Sharpies, Crayolas and gouache were the first ones I used after researching the public library for alternatives for oil, as it was totally out of my student’s lunch budget. I made bookmarks and greetings cards and sold them to my high school peers and teachers to buy my first set of oils.
How do you describe your signature style?
My heART is Gothic, Baroque, surreal-inspired with a bit of pop and social realism rendered in horror vacui style.
Who were/are some of your biggest influences?

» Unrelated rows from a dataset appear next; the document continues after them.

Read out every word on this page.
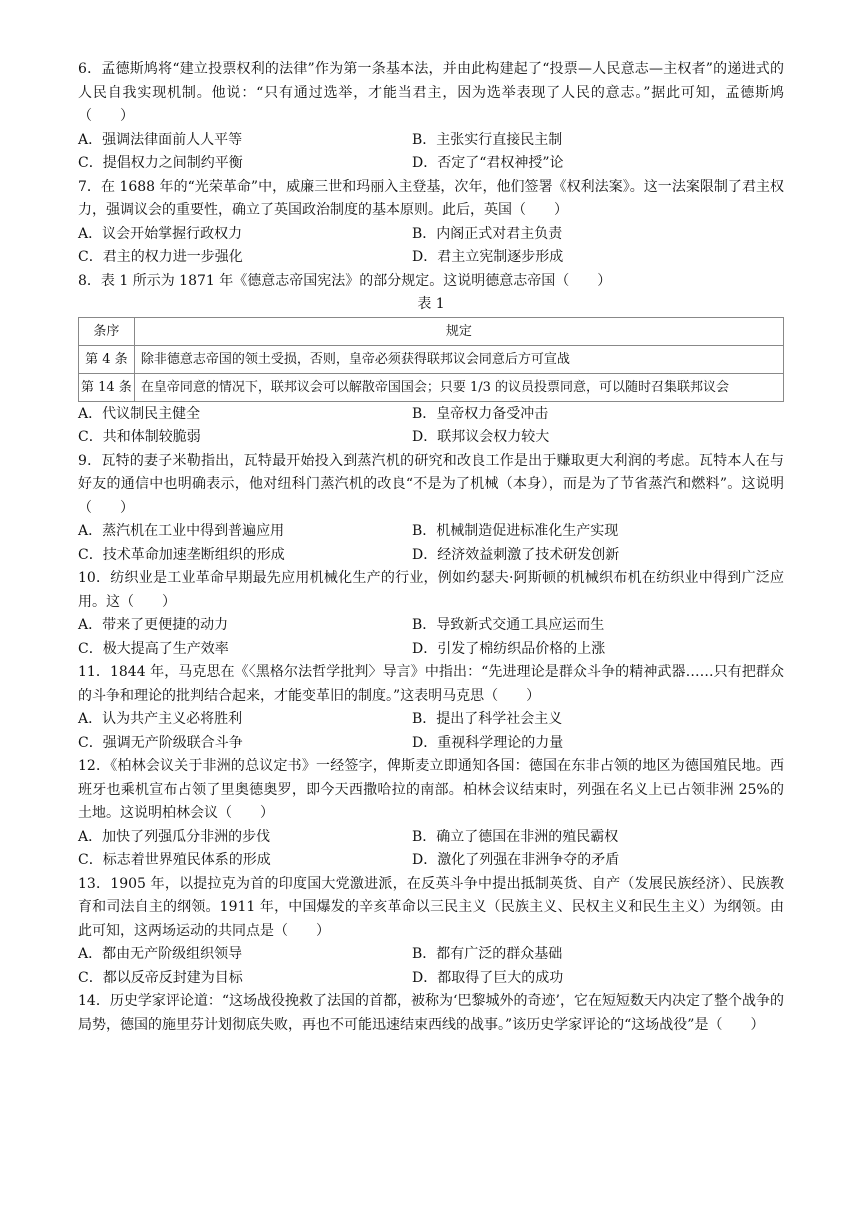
6．孟德斯鸠将“建立投票权利的法律”作为第一条基本法，并由此构建起了“投票—人民意志—主权者”的递进式的人民自我实现机制。他说：“只有通过选举，才能当君主，因为选举表现了人民的意志。”据此可知，孟德斯鸠（　　）

A．强调法律面前人人平等	B．主张实行直接民主制
C．提倡权力之间制约平衡	D．否定了“君权神授”论

7．在 1688 年的“光荣革命”中，威廉三世和玛丽入主登基，次年，他们签署《权利法案》。这一法案限制了君主权力，强调议会的重要性，确立了英国政治制度的基本原则。此后，英国（　　）

A．议会开始掌握行政权力	B．内阁正式对君主负责
C．君主的权力进一步强化	D．君主立宪制逐步形成

8．表 1 所示为 1871 年《德意志帝国宪法》的部分规定。这说明德意志帝国（　　）

表 1
条序	规定
第 4 条	除非德意志帝国的领土受损，否则，皇帝必须获得联邦议会同意后方可宣战
第 14 条	在皇帝同意的情况下，联邦议会可以解散帝国国会；只要 1/3 的议员投票同意，可以随时召集联邦议会
A．代议制民主健全	B．皇帝权力备受冲击
C．共和体制较脆弱	D．联邦议会权力较大

9．瓦特的妻子米勒指出，瓦特最开始投入到蒸汽机的研究和改良工作是出于赚取更大利润的考虑。瓦特本人在与好友的通信中也明确表示，他对纽科门蒸汽机的改良“不是为了机械（本身），而是为了节省蒸汽和燃料”。这说明（　　）

A．蒸汽机在工业中得到普遍应用	B．机械制造促进标准化生产实现
C．技术革命加速垄断组织的形成	D．经济效益刺激了技术研发创新

10．纺织业是工业革命早期最先应用机械化生产的行业，例如约瑟夫·阿斯顿的机械织布机在纺织业中得到广泛应用。这（　　）

A．带来了更便捷的动力	B．导致新式交通工具应运而生
C．极大提高了生产效率	D．引发了棉纺织品价格的上涨

11．1844 年，马克思在《〈黑格尔法哲学批判〉导言》中指出：“先进理论是群众斗争的精神武器……只有把群众的斗争和理论的批判结合起来，才能变革旧的制度。”这表明马克思（　　）

A．认为共产主义必将胜利	B．提出了科学社会主义
C．强调无产阶级联合斗争	D．重视科学理论的力量

12．《柏林会议关于非洲的总议定书》一经签字，俾斯麦立即通知各国：德国在东非占领的地区为德国殖民地。西班牙也乘机宣布占领了里奥德奥罗，即今天西撒哈拉的南部。柏林会议结束时，列强在名义上已占领非洲 25%的土地。这说明柏林会议（　　）

A．加快了列强瓜分非洲的步伐	B．确立了德国在非洲的殖民霸权
C．标志着世界殖民体系的形成	D．激化了列强在非洲争夺的矛盾

13．1905 年，以提拉克为首的印度国大党激进派，在反英斗争中提出抵制英货、自产（发展民族经济）、民族教育和司法自主的纲领。1911 年，中国爆发的辛亥革命以三民主义（民族主义、民权主义和民生主义）为纲领。由此可知，这两场运动的共同点是（　　）

A．都由无产阶级组织领导	B．都有广泛的群众基础
C．都以反帝反封建为目标	D．都取得了巨大的成功

14．历史学家评论道：“这场战役挽救了法国的首都，被称为‘巴黎城外的奇迹’，它在短短数天内决定了整个战争的局势，德国的施里芬计划彻底失败，再也不可能迅速结束西线的战事。”该历史学家评论的“这场战役”是（　　）
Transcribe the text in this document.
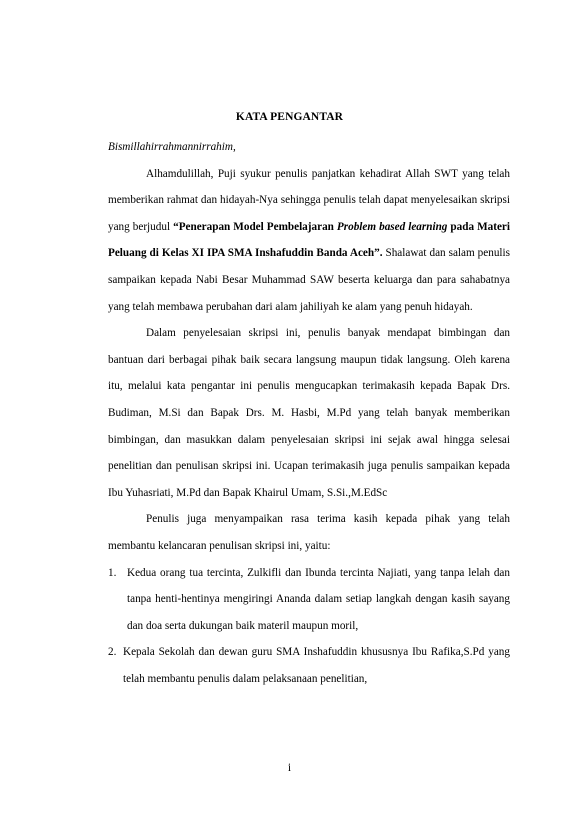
KATA PENGANTAR

Bismillahirrahmannirrahim,

Alhamdulillah, Puji syukur penulis panjatkan kehadirat Allah SWT yang telah memberikan rahmat dan hidayah-Nya sehingga penulis telah dapat menyelesaikan skripsi yang berjudul “Penerapan Model Pembelajaran Problem based learning pada Materi Peluang di Kelas XI IPA SMA Inshafuddin Banda Aceh”. Shalawat dan salam penulis sampaikan kepada Nabi Besar Muhammad SAW beserta keluarga dan para sahabatnya yang telah membawa perubahan dari alam jahiliyah ke alam yang penuh hidayah.

Dalam penyelesaian skripsi ini, penulis banyak mendapat bimbingan dan bantuan dari berbagai pihak baik secara langsung maupun tidak langsung. Oleh karena itu, melalui kata pengantar ini penulis mengucapkan terimakasih kepada Bapak Drs. Budiman, M.Si dan Bapak Drs. M. Hasbi, M.Pd yang telah banyak memberikan bimbingan, dan masukkan dalam penyelesaian skripsi ini sejak awal hingga selesai penelitian dan penulisan skripsi ini. Ucapan terimakasih juga penulis sampaikan kepada Ibu Yuhasriati, M.Pd dan Bapak Khairul Umam, S.Si.,M.EdSc

Penulis juga menyampaikan rasa terima kasih kepada pihak yang telah membantu kelancaran penulisan skripsi ini, yaitu:

1. Kedua orang tua tercinta, Zulkifli dan Ibunda tercinta Najiati, yang tanpa lelah dan tanpa henti-hentinya mengiringi Ananda dalam setiap langkah dengan kasih sayang dan doa serta dukungan baik materil maupun moril,
2. Kepala Sekolah dan dewan guru SMA Inshafuddin khususnya Ibu Rafika,S.Pd yang telah membantu penulis dalam pelaksanaan penelitian,
i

I try to fill my art with a variety of inspirations, horror vacui-style, served in bottomless bottles. My biggest influences include: Picasso, for his prolificity, his adaptability and experimentation as he drifted from period to period, from style to style, all with flying colors. Dali, for his eccentricities and flamboyant surreal heART and (my)nd. HR Giger’s cold biomechanical love affairs with man and machines. Hieronymous Bosh’s fantastic narratives of religious and illustrative concepts. Baroque painters like Caravaggio, Velazquez, Rembrandt, Vermer and Reubens with their stories told in realistic fluidity dappled in chiaroscuro dramatizations.I can name a helluva lot more but I’m fresh out of mental powers… next question.
Looking at your work, we’re reminded of Dante’s “Inferno” and other literary depictions of the underworld. Have you drawn influence from classical literature?
Indeed. I have drawn inspirations consciously or in Freudian slips from literary sources as well. First from Virgil as stating the obvious. Then there’s the dark romantics like Edgar Allan Poe and even Robert E. Howard. HP Lovecraft’s cosmic horror and dark fiction has too a certain level of influence.
What are some of the themes you like to explore in your artwork? Where do your ideas come from?
I’m trying to incorporate pop culture as well as digital and social activism into my art. My ideas come from dreams, both from nightmares and daytime fantasies. But most vividly from an idea of an idea from an idea. From a mustard seed, from a trilobite, from a byte or bite. OK, so let’s pretend I’m doing a new piece, and these words are strokes of ink and pen… mindless, Freudian doodle… oh look, a nose. Bloody biomechanical boogers in acanthus patterns coming out from one of the holes. These curly cue patterns can be viewed multidimensionally nosing out from a Dali-ish melting phone. I can see cherubs dancing around the phone being held by a Sphinx cat with the torso of a nursing mom. I see half-bodied hairless mice adorning the picture, some have tongues of fire upon their heads. So just like that, a booger steamed out from a hot nose in this horrific inferno of an underworld…
Have you seen any tattoos of your artwork? Or possibly done a commission that would end up becoming a tattoo?
I have seen a couple tattoos of my artwork. The artist did not do me justice, I shrugged it off civilly out of respect. Got a couple of commissioned ones too, sadly the clients opted to go for cheaper tattoo artists. I was proud of my art, but not on their skin.